A typical fax machine that you find in an office is officially known as a CCITT (ITU-T) Group 3 Facsimile machine . The Group 3 designation tells you four things about the fax machine:
- It will be able to communicate with any other Group 3 machine.
- It has a horizontal resolution of 203 pixels per inch (8 pixels/mm).
- It has three different vertical resolutions:
- Standard : 98 lines per inch (3.85 lines/mm)
- Fine : 196 lines per inch (7.7 lines/mm)
- Super fine (not officially a Group 3 standard, but fairly common): 391 lines per inch (15.4 lines/mm)
- It can transmit at a maximum data rate of 14,400 bits per second (bps), and will usually fall back to 12,000 bps, 9,600 bps, 7,200 bps, 4,800 bps or 2,400 bps if there is a lot of noise on the line.
The fax machine typically has a CCD or photo-diode sensing array. It contains 1,728 sensors (203 pixels per inch), so it can scan an entire line of the document at one time. The paper is lit by a small fluorescent tube so that the sensor has a clear view.
The image sensor looks for black or white. Therefore, a single line of the document can be represented in 1,728 bits . In standard mode, there are 1,145 lines to the document. The total document size is:
1,728 pixels per line * 1,145 lines = approximately 2,000,000 bits of information
To reduce the number of bits that have to be transmitted, Group 3 fax machines use three different compression techniques:
- Modified Huffman (MH)
- Modified Read (MR)
Modified Modified Read (MMR)
The basic idea in these schemes is to look for "runs" of same-color bits. For example, if a line on the page is all white, the modem can transmit a dozen or so bits rather than the full 1,728 bits scanned for the line. This sort of compression can cut transmission time by a factor of at least two, and for many documents much more. A document containing a significant amount of white space can transmit in just a few seconds.
Receiving the Fax
The bits for the scanned document travel through the phone line and arrive at a receiving fax machine. The bits are decoded , uncompressed and reassembled into the scanned lines of the original document. There are five common ways to print the fax, depending on the type of machine that receives it:
- Thermal paper - When fax machines started infiltrating offices en mass in the 1980s, most of them used thermal paper. The paper is coated with chemicals that react to heat by turning black. Thermal paper has several big advantages:
- It is very inexpensive to build a thermal printer.
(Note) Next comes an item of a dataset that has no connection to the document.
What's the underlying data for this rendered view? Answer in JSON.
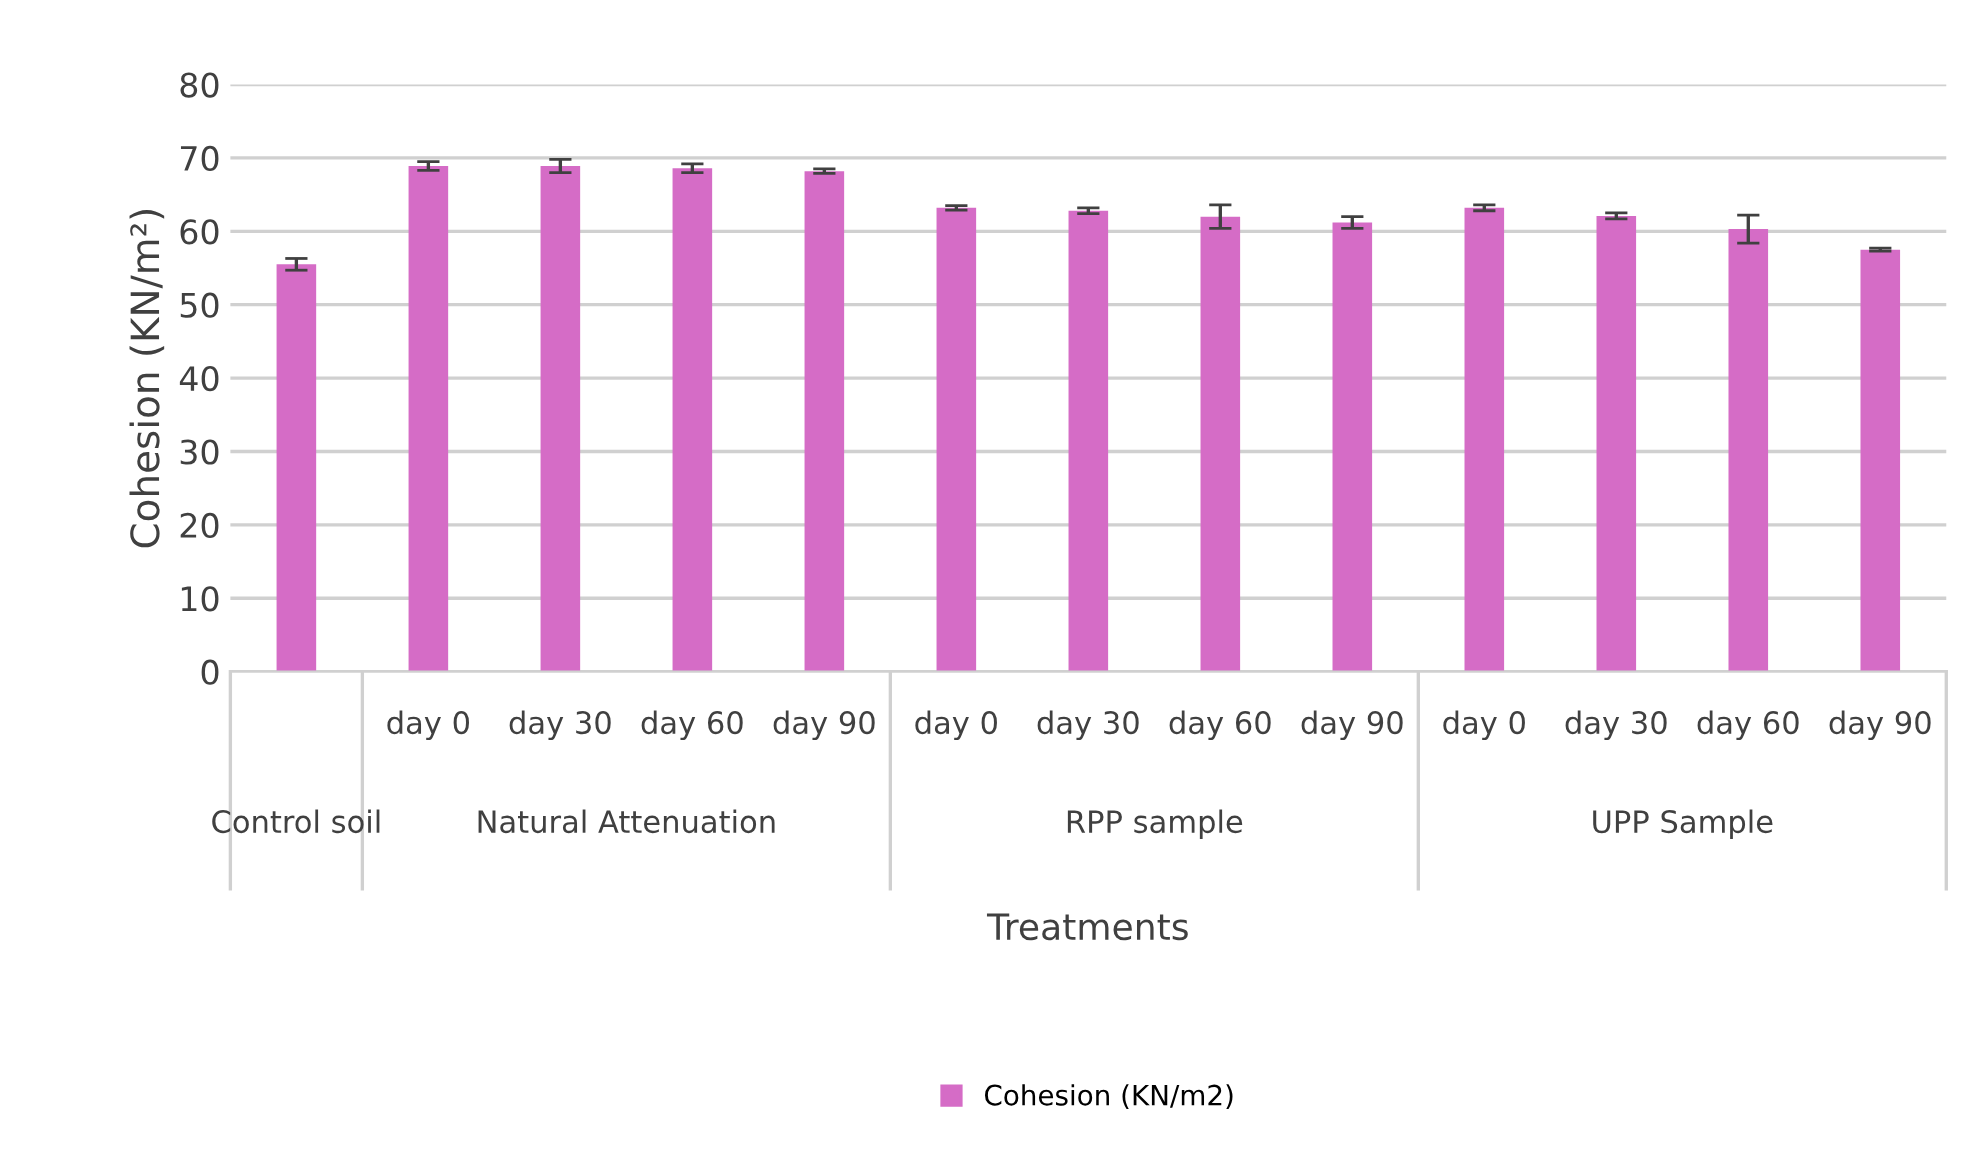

- Thermal printers have no moving parts except for the paper-feed mechanism.
- There are no expendables like ink or ribbons because the paper contains the ink.
- Thermal printers are nearly indestructible.
The only disadvantage is that the paper discolors over time, and it turns completely black if you leave it in a hot car.
- Thermal film - Thermal film uses a page-width ribbon that contains ink that melts onto paper when heated. This is more complicated mechanically than thermal paper but less complicated than an inkjet.
- Inkjet - This technique uses the same mechanism as an inkjet printer.
- Laser printer - This technique uses the same mechanism as a laser printer.
- Computer printer - The fax is actually received by a fax modem (a modem that understands the Group 3 data standards), stored on the computer's hard disc as a graphics file and then sent to the computer's usual printer.